Título: Dilemas da corrida entre salários e preços
Autor:
Fonte: O Globo, 16/06/2011, Opinião, p. 6

A economia brasileira vai continuar gerando muitos empregos nos próximos meses - formais, principalmente -, mesmo que consiga moderar o ritmo de crescimento. Essa demanda seria reflexo dos investimentos programados ou em curso, que abrem novas frentes de trabalho nos diversos segmentos e em todas as regiões do país.

Em decorrência do mercado de trabalho aquecido, observa-se que as reivindicações dos sindicatos para firmar acordos coletivos envolvem aumentos reais de salários expressivos, além da multiplicação de benefícios.A livre negociação salarial foi um dos avanços introduzidos pelo Plano Real, e, diante do aquecimento do mercado de trabalho, é natural que os sindicatos busquem aumentos reais para seus representados.

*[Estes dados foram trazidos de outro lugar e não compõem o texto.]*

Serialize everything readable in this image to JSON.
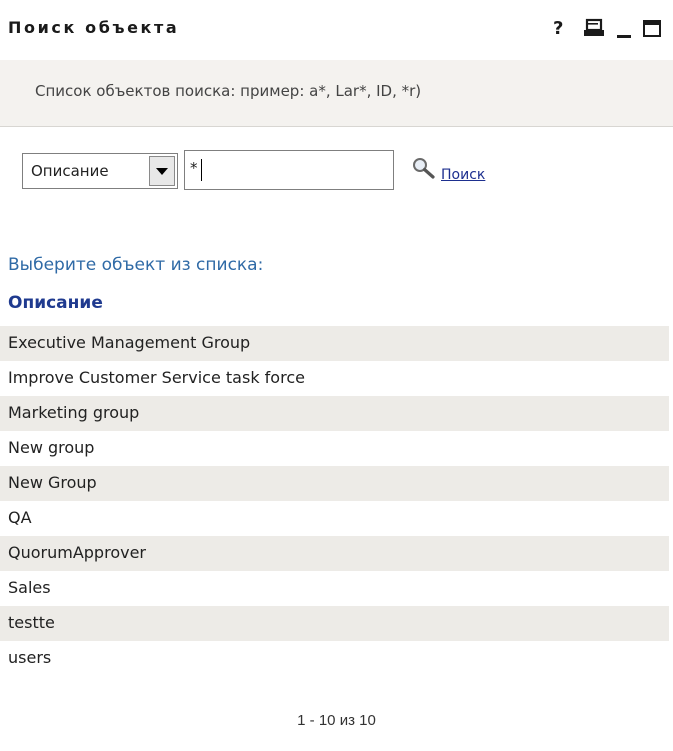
{
  "window": {
    "title": "Поиск объекта",
    "help_label": "?",
    "icons": [
      "help-icon",
      "print-icon",
      "minimize-icon",
      "maximize-icon"
    ]
  },
  "instruction": "Список объектов поиска: пример: a*, Lar*, ID, *r)",
  "search": {
    "attribute_selected": "Описание",
    "query_value": "*",
    "button_label": "Поиск"
  },
  "results": {
    "heading": "Выберите объект из списка:",
    "column_header": "Описание",
    "rows": [
      "Executive Management Group",
      "Improve Customer Service task force",
      "Marketing group",
      "New group",
      "New Group",
      "QA",
      "QuorumApprover",
      "Sales",
      "testte",
      "users"
    ],
    "pagination": "1 - 10 из 10"
  },
  "colors": {
    "heading": "#2f6aa6",
    "column_header": "#1f3a8f",
    "link": "#1d2f8f",
    "row_shade": "#edebe7",
    "instruction_bg": "#f4f2ef"
  }
}
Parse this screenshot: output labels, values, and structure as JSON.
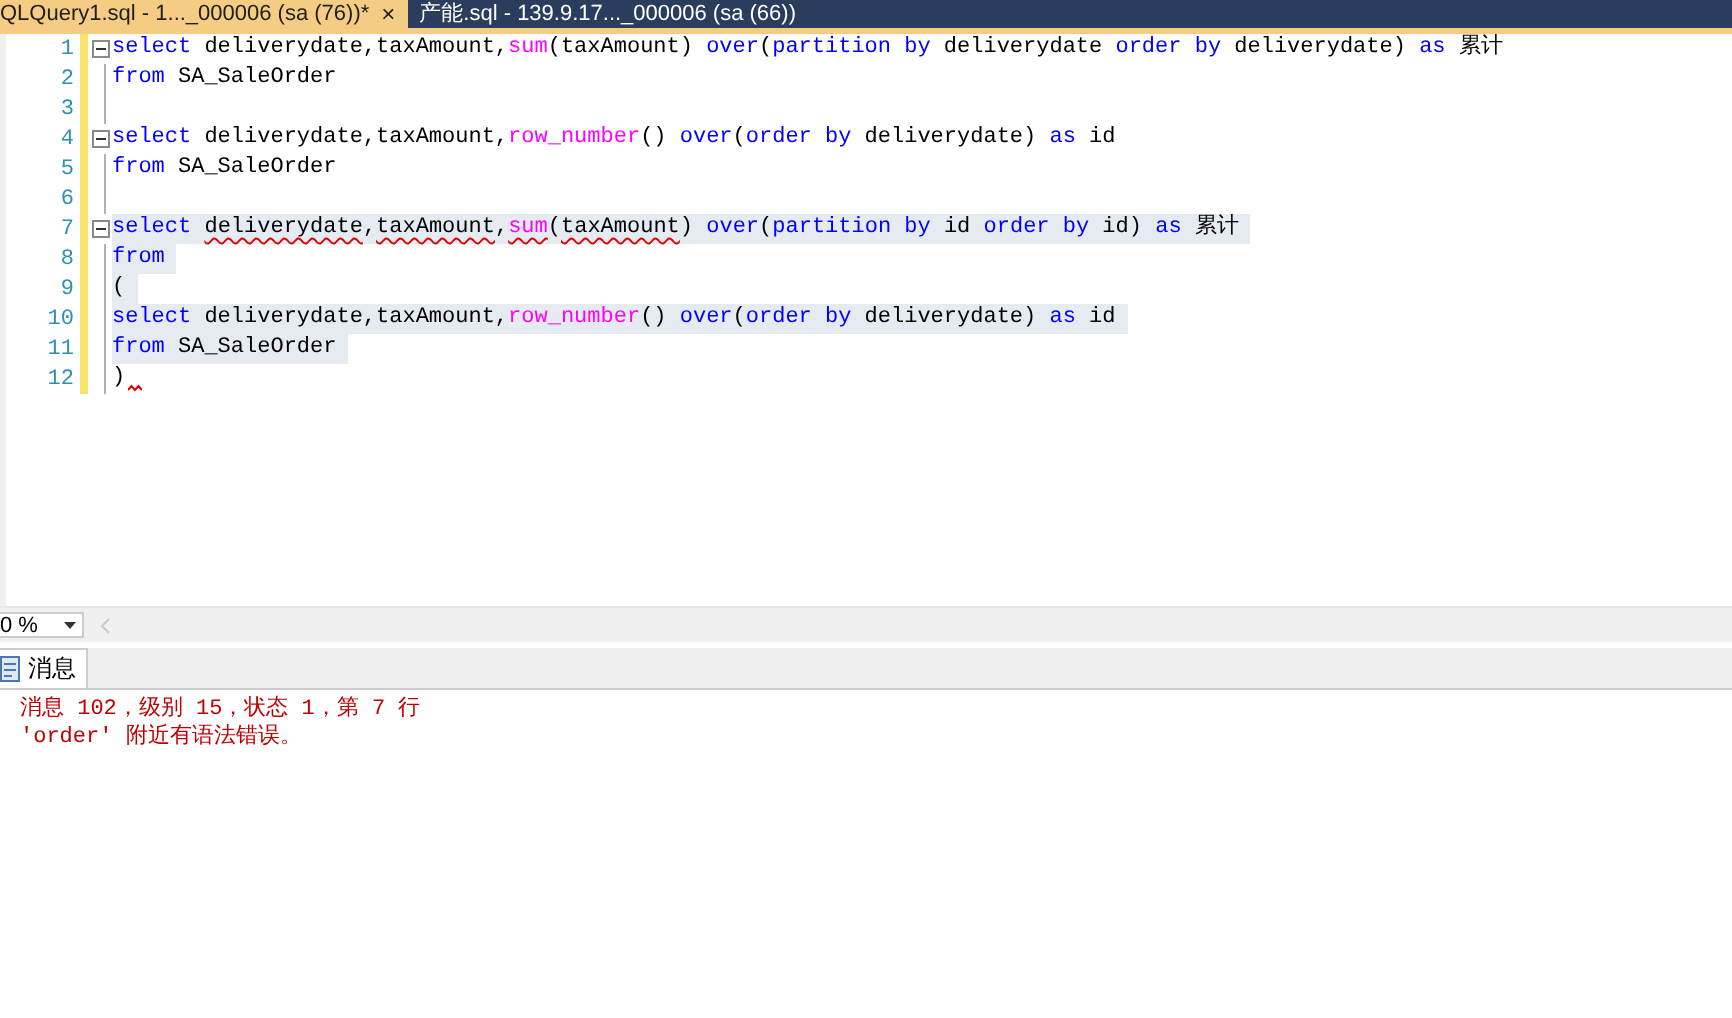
{
  "tabs": [
    {
      "label": "QLQuery1.sql - 1..._000006 (sa (76))*",
      "selected": true,
      "close": "×"
    },
    {
      "label": "产能.sql - 139.9.17..._000006 (sa (66))",
      "selected": false
    }
  ],
  "editor": {
    "lines": [
      {
        "number": "1",
        "fold": true,
        "selected": false,
        "tokens": [
          {
            "text": "select",
            "kind": "kw"
          },
          {
            "text": " deliverydate,taxAmount,",
            "kind": "plain"
          },
          {
            "text": "sum",
            "kind": "fn"
          },
          {
            "text": "(taxAmount) ",
            "kind": "plain"
          },
          {
            "text": "over",
            "kind": "kw"
          },
          {
            "text": "(",
            "kind": "plain"
          },
          {
            "text": "partition by",
            "kind": "kw"
          },
          {
            "text": " deliverydate ",
            "kind": "plain"
          },
          {
            "text": "order by",
            "kind": "kw"
          },
          {
            "text": " deliverydate) ",
            "kind": "plain"
          },
          {
            "text": "as",
            "kind": "kw"
          },
          {
            "text": " 累计",
            "kind": "plain"
          }
        ]
      },
      {
        "number": "2",
        "fold": false,
        "selected": false,
        "tokens": [
          {
            "text": "from",
            "kind": "kw"
          },
          {
            "text": " SA_SaleOrder",
            "kind": "plain"
          }
        ]
      },
      {
        "number": "3",
        "fold": false,
        "selected": false
      },
      {
        "number": "4",
        "fold": true,
        "selected": false,
        "tokens": [
          {
            "text": "select",
            "kind": "kw"
          },
          {
            "text": " deliverydate,taxAmount,",
            "kind": "plain"
          },
          {
            "text": "row_number",
            "kind": "fn"
          },
          {
            "text": "() ",
            "kind": "plain"
          },
          {
            "text": "over",
            "kind": "kw"
          },
          {
            "text": "(",
            "kind": "plain"
          },
          {
            "text": "order by",
            "kind": "kw"
          },
          {
            "text": " deliverydate) ",
            "kind": "plain"
          },
          {
            "text": "as",
            "kind": "kw"
          },
          {
            "text": " id",
            "kind": "plain"
          }
        ]
      },
      {
        "number": "5",
        "fold": false,
        "selected": false,
        "tokens": [
          {
            "text": "from",
            "kind": "kw"
          },
          {
            "text": " SA_SaleOrder",
            "kind": "plain"
          }
        ]
      },
      {
        "number": "6",
        "fold": false,
        "selected": false
      },
      {
        "number": "7",
        "fold": true,
        "selected": true,
        "tokens": [
          {
            "text": "select ",
            "kind": "kw"
          },
          {
            "text": "deliverydate",
            "kind": "plain",
            "squiggle": true
          },
          {
            "text": ",",
            "kind": "plain"
          },
          {
            "text": "taxAmount",
            "kind": "plain",
            "squiggle": true
          },
          {
            "text": ",",
            "kind": "plain"
          },
          {
            "text": "sum",
            "kind": "fn",
            "squiggle": true
          },
          {
            "text": "(",
            "kind": "plain"
          },
          {
            "text": "taxAmount",
            "kind": "plain",
            "squiggle": true
          },
          {
            "text": ") ",
            "kind": "plain"
          },
          {
            "text": "over",
            "kind": "kw"
          },
          {
            "text": "(",
            "kind": "plain"
          },
          {
            "text": "partition by",
            "kind": "kw"
          },
          {
            "text": " id ",
            "kind": "plain"
          },
          {
            "text": "order by",
            "kind": "kw"
          },
          {
            "text": " id) ",
            "kind": "plain"
          },
          {
            "text": "as",
            "kind": "kw"
          },
          {
            "text": " 累计",
            "kind": "plain"
          }
        ]
      },
      {
        "number": "8",
        "fold": false,
        "selected": true,
        "tokens": [
          {
            "text": "from",
            "kind": "kw"
          }
        ]
      },
      {
        "number": "9",
        "fold": false,
        "selected": true,
        "tokens": [
          {
            "text": "(",
            "kind": "plain"
          }
        ]
      },
      {
        "number": "10",
        "fold": false,
        "selected": true,
        "tokens": [
          {
            "text": "select",
            "kind": "kw"
          },
          {
            "text": " deliverydate,taxAmount,",
            "kind": "plain"
          },
          {
            "text": "row_number",
            "kind": "fn"
          },
          {
            "text": "() ",
            "kind": "plain"
          },
          {
            "text": "over",
            "kind": "kw"
          },
          {
            "text": "(",
            "kind": "plain"
          },
          {
            "text": "order by",
            "kind": "kw"
          },
          {
            "text": " deliverydate) ",
            "kind": "plain"
          },
          {
            "text": "as",
            "kind": "kw"
          },
          {
            "text": " id",
            "kind": "plain"
          }
        ]
      },
      {
        "number": "11",
        "fold": false,
        "selected": true,
        "tokens": [
          {
            "text": "from",
            "kind": "kw"
          },
          {
            "text": " SA_SaleOrder",
            "kind": "plain"
          }
        ]
      },
      {
        "number": "12",
        "fold": false,
        "selected": false,
        "error_mark": true,
        "tokens": [
          {
            "text": ")",
            "kind": "plain"
          }
        ]
      }
    ]
  },
  "zoom": {
    "value": "0 %"
  },
  "results": {
    "tab": {
      "label": "消息",
      "selected": true
    },
    "messages": [
      "消息 102，级别 15，状态 1，第 7 行",
      "'order' 附近有语法错误。"
    ]
  }
}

Essas negociações podem ser consideradas bem-sucedidas se resultarem em melhorias para os empregados no curto prazo, mas não a ponto de anular a competitividade dos empregadores. Economias em expansão geralmente embutem ganhos de produtividade que devem ser a base de negociações racionais, pois, ao serem repartidos, não comprometem a competitividade no médio e longo prazos.

No entanto, a prática vem mostrando que os entendimentos estão difíceis em torno desta questão. Com a fábrica paralisada por cerca de um mês no Paraná, a Volkswagen quase chegou a um impasse com o sindicato de metalúrgicos local, por exemplo. E ainda haverá dissídios de categorias de sindicatos, com a inflação anualizada na faixa do limite superior da meta (6,5%). O risco dessa situação é que os parâmetros da produtividade sejam postos de lado, e a compensação para os aumentos reais de salários se faça em cima dos preços de produtos e serviços, deflagrando uma indesejável - e de muito difícil controle - corrida. O histórico da inflação no Brasil mostra o quanto essa corrida entre preços e salários prejudicou o país, e como foi socialmente oneroso estancá-la.

A política de valorização do salário mínimo, se por um lado tem contribuído para melhorar as condições de vida de trabalhadores menos qualificados, por outro restabeleceu um mecanismo de indexação automática na base da pirâmide salarial, que acaba se refletindo sobre a negociação dos demais salários.

A política econômica não pode ignorar essa realidade. O país precisa gerar mais bons empregos para superar os problemas sociais. Não será pela via do desemprego que se estabelecerá novo equilíbrio. Porém, no momento, é recomendável não pôr mais lenha na fogueira, o que, em termos de política econômica, significa conter gastos públicos correntes (do lado fiscal) e moderar a expansão do crédito (pelo lado monetário).

Ao que tudo indica, as autoridades econômicas estão mais conscientes sobre essas necessidades. As restrições aos gastos públicos, especialmente, terão de contornar obstáculos na esfera política, pois a abertura dos cofres nos dois últimos anos do governo Lula criou um precedente perigoso. A classe política não se convence facilmente que não dá para continuar com os cofres públicos escancarados.